ChatGPT non sorprende più, i software che creano immagini partendo da un prompt testuale men che meno. Dove sta dunque la next big thing? «In 18 mesi dovranno dimostrare che la cosa tiene». L’esperto sottolinea che, nonostante l’hype, i grandi nomi della tecnologia fanno business su altri tipi di settori. «Il grosso delle revenue deriva da ambiti come cloud e pubblicità. Per soggetti che fanno closed innovation – Apple in primis – l’AI rappresenta una parte marginale».
Sam Altman imita i giapponesi?
Come anticipato, secondo la lettura di Buono, quanto sta imbastendo OpenAI sul fronte investimenti ricorda alla lontana i Keiretsu, ossia gruppi di aziende giapponesi interconnesse attraverso partecipazioni incrociate, relazioni commerciali strette e spesso legami bancari comuni. Questa struttura permette alle imprese di sostenersi a vicenda sia finanziariamente sia operativamente.
«Sono un unicum – commenta Buono in merito ai Keiretsu – si sono sviluppati in una cultura molto diversa da quella occidentale. Grandi famiglie imprenditoriali hanno formato partecipazioni incrociate. Con un duplice scopo: protezione e possibilità di co-sviluppare insieme i prodotti. Richiede fedeltà e valori condivisi molto profondi». Secondo quanto ha riportato la stampa sembra che Altman abbia richiesto agli investitori dell’ultimo round una condizione: non investire nei competitor, Anthropic in primis.

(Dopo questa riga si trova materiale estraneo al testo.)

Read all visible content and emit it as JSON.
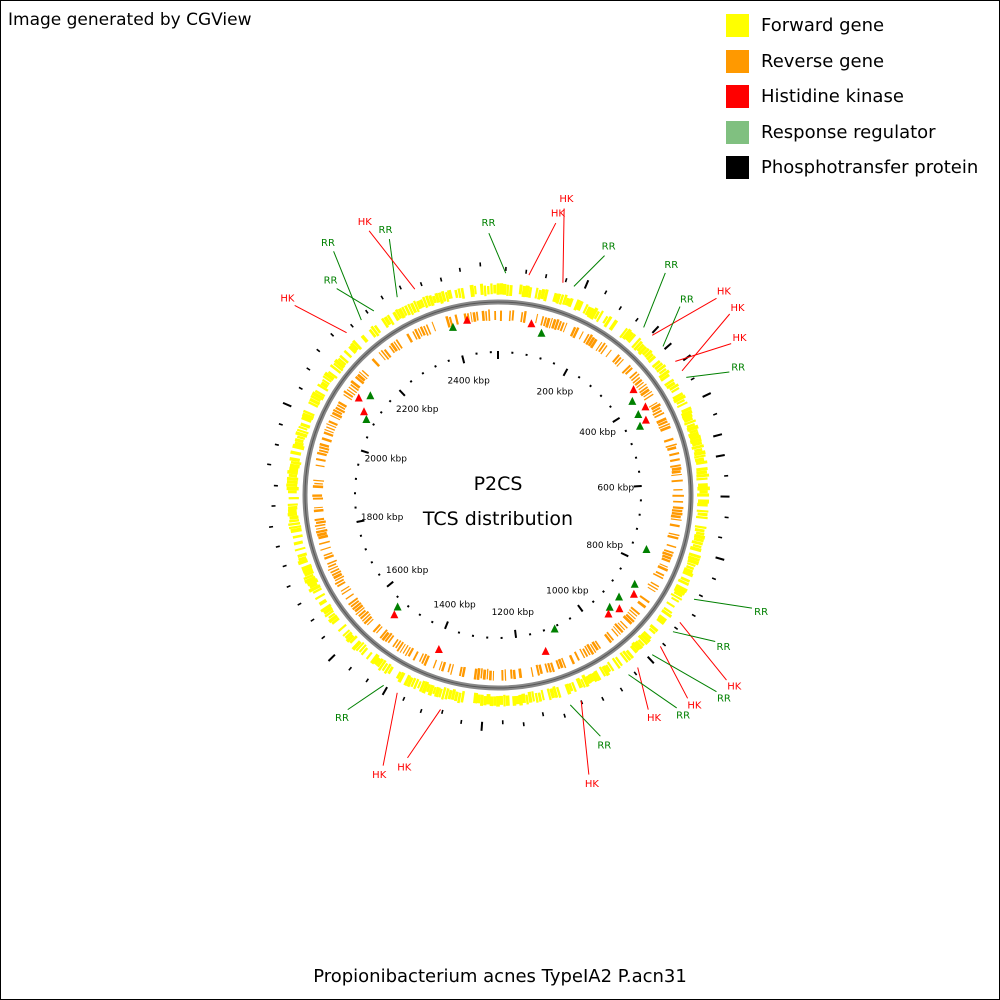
{
  "credit": "Image generated by CGView",
  "footer": "Propionibacterium acnes TypeIA2 P.acn31",
  "center": {
    "line1": "P2CS",
    "line2": "TCS distribution"
  },
  "colors": {
    "forward": "#ffff00",
    "reverse": "#ff9900",
    "hk": "#ff0000",
    "rr": "#008000",
    "rr_legend": "#80c080",
    "phospho": "#000000",
    "backbone": "#888888"
  },
  "legend": [
    {
      "label": "Forward gene",
      "color": "#ffff00"
    },
    {
      "label": "Reverse gene",
      "color": "#ff9900"
    },
    {
      "label": "Histidine kinase",
      "color": "#ff0000"
    },
    {
      "label": "Response regulator",
      "color": "#80c080"
    },
    {
      "label": "Phosphotransfer protein",
      "color": "#000000"
    }
  ],
  "genome": {
    "length_kbp": 2500,
    "tick_labels": [
      "200 kbp",
      "400 kbp",
      "600 kbp",
      "800 kbp",
      "1000 kbp",
      "1200 kbp",
      "1400 kbp",
      "1600 kbp",
      "1800 kbp",
      "2000 kbp",
      "2200 kbp",
      "2400 kbp"
    ]
  },
  "callouts": [
    {
      "label": "RR",
      "type": "rr",
      "angle": 2
    },
    {
      "label": "HK",
      "type": "hk",
      "angle": 8
    },
    {
      "label": "HK",
      "type": "hk",
      "angle": 17
    },
    {
      "label": "RR",
      "type": "rr",
      "angle": 20
    },
    {
      "label": "RR",
      "type": "rr",
      "angle": 41
    },
    {
      "label": "HK",
      "type": "hk",
      "angle": 44
    },
    {
      "label": "RR",
      "type": "rr",
      "angle": 48
    },
    {
      "label": "HK",
      "type": "hk",
      "angle": 53
    },
    {
      "label": "HK",
      "type": "hk",
      "angle": 56
    },
    {
      "label": "RR",
      "type": "rr",
      "angle": 58
    },
    {
      "label": "RR",
      "type": "rr",
      "angle": 118
    },
    {
      "label": "HK",
      "type": "hk",
      "angle": 125
    },
    {
      "label": "RR",
      "type": "rr",
      "angle": 128
    },
    {
      "label": "HK",
      "type": "hk",
      "angle": 133
    },
    {
      "label": "RR",
      "type": "rr",
      "angle": 136
    },
    {
      "label": "HK",
      "type": "hk",
      "angle": 141
    },
    {
      "label": "RR",
      "type": "rr",
      "angle": 144
    },
    {
      "label": "HK",
      "type": "hk",
      "angle": 158
    },
    {
      "label": "RR",
      "type": "rr",
      "angle": 161
    },
    {
      "label": "HK",
      "type": "hk",
      "angle": 195
    },
    {
      "label": "HK",
      "type": "hk",
      "angle": 207
    },
    {
      "label": "RR",
      "type": "rr",
      "angle": 211
    },
    {
      "label": "HK",
      "type": "hk",
      "angle": 317
    },
    {
      "label": "RR",
      "type": "rr",
      "angle": 322
    },
    {
      "label": "RR",
      "type": "rr",
      "angle": 326
    },
    {
      "label": "RR",
      "type": "rr",
      "angle": 333
    },
    {
      "label": "HK",
      "type": "hk",
      "angle": 338
    }
  ],
  "markers": [
    {
      "type": "rr",
      "angle": 345,
      "r": 174
    },
    {
      "type": "hk",
      "angle": 350,
      "r": 178
    },
    {
      "type": "hk",
      "angle": 11,
      "r": 175
    },
    {
      "type": "rr",
      "angle": 15,
      "r": 168
    },
    {
      "type": "hk",
      "angle": 305,
      "r": 170
    },
    {
      "type": "rr",
      "angle": 308,
      "r": 162
    },
    {
      "type": "hk",
      "angle": 302,
      "r": 158
    },
    {
      "type": "rr",
      "angle": 300,
      "r": 152
    },
    {
      "type": "hk",
      "angle": 52,
      "r": 172
    },
    {
      "type": "rr",
      "angle": 55,
      "r": 164
    },
    {
      "type": "hk",
      "angle": 59,
      "r": 172
    },
    {
      "type": "rr",
      "angle": 60,
      "r": 162
    },
    {
      "type": "hk",
      "angle": 63,
      "r": 166
    },
    {
      "type": "rr",
      "angle": 64,
      "r": 158
    },
    {
      "type": "rr",
      "angle": 110,
      "r": 158
    },
    {
      "type": "rr",
      "angle": 123,
      "r": 163
    },
    {
      "type": "hk",
      "angle": 126,
      "r": 168
    },
    {
      "type": "rr",
      "angle": 130,
      "r": 158
    },
    {
      "type": "hk",
      "angle": 133,
      "r": 166
    },
    {
      "type": "rr",
      "angle": 135,
      "r": 158
    },
    {
      "type": "hk",
      "angle": 137,
      "r": 162
    },
    {
      "type": "rr",
      "angle": 157,
      "r": 145
    },
    {
      "type": "hk",
      "angle": 163,
      "r": 163
    },
    {
      "type": "hk",
      "angle": 201,
      "r": 165
    },
    {
      "type": "hk",
      "angle": 221,
      "r": 158
    },
    {
      "type": "rr",
      "angle": 222,
      "r": 150
    }
  ]
}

«Questo porta a rischi importanti. Microsoft e Nvidia si riavvicinano alla closed innovation. E poi gli investitori finanziari rischiano di sbagliare, di perdersi una IPO». In altre parole, di puntare sul cavallo sbagliato. La strategia potrebbe dare i suoi frutti, anche se sul fronte opposto i competitor si muovono lo stesso. «Anthropic ha tra gli investitori Amazon e Google, che tra di loro conducono uno scontro da tempo su pubblicità e cloud. Le aziende di AI si stanno dividendo molto bene gli investitori». E che dire di Mistral, l’unicorno francese da molti definito il campione europeo dell’AI? «Sta andando su feature che non sono così centrali. Ci si concentra sugli small model, tailorizzati».
Vedremo dunque un film già visto? Poche multinazionali che dominano il mercato anche sul fronte AI? «Credo che diventerà una partita per grandi e nell’arco di 5 anni sarà a totale appannaggio dei big che stanno prendendo i capitali. Nascerà una pletora di soggetti che vivranno della filiera. In tanti settori oggi nascono diverse startup che vanno a usare modelli di ChatGPT tramite API. Ma quella non è vera innovazione».
Il team originario di OpenAI era composto da personalità che poi hanno preso strade differenti nel settore. Elon Musk, il più noto degli ex co-founder, ha fondato xAI che alcuni mesi fa ha raccolto 6 miliardi di dollari; Dario Amodei se ne è andato per fondare insieme alla sorella Daniela Anthropic; hanno lasciato la scrivania anche Ilya Sutskever, ex chief scientist officer, e Mira Murati, ex CTO. «Ritengo che l’isterismo e la velocità di questi soggetti si stia riverberando sulla permanenza delle persone – conclude Buono -. Sicuramente il clima o la cultura all’interno di OpenAI vengono messi a dura prova».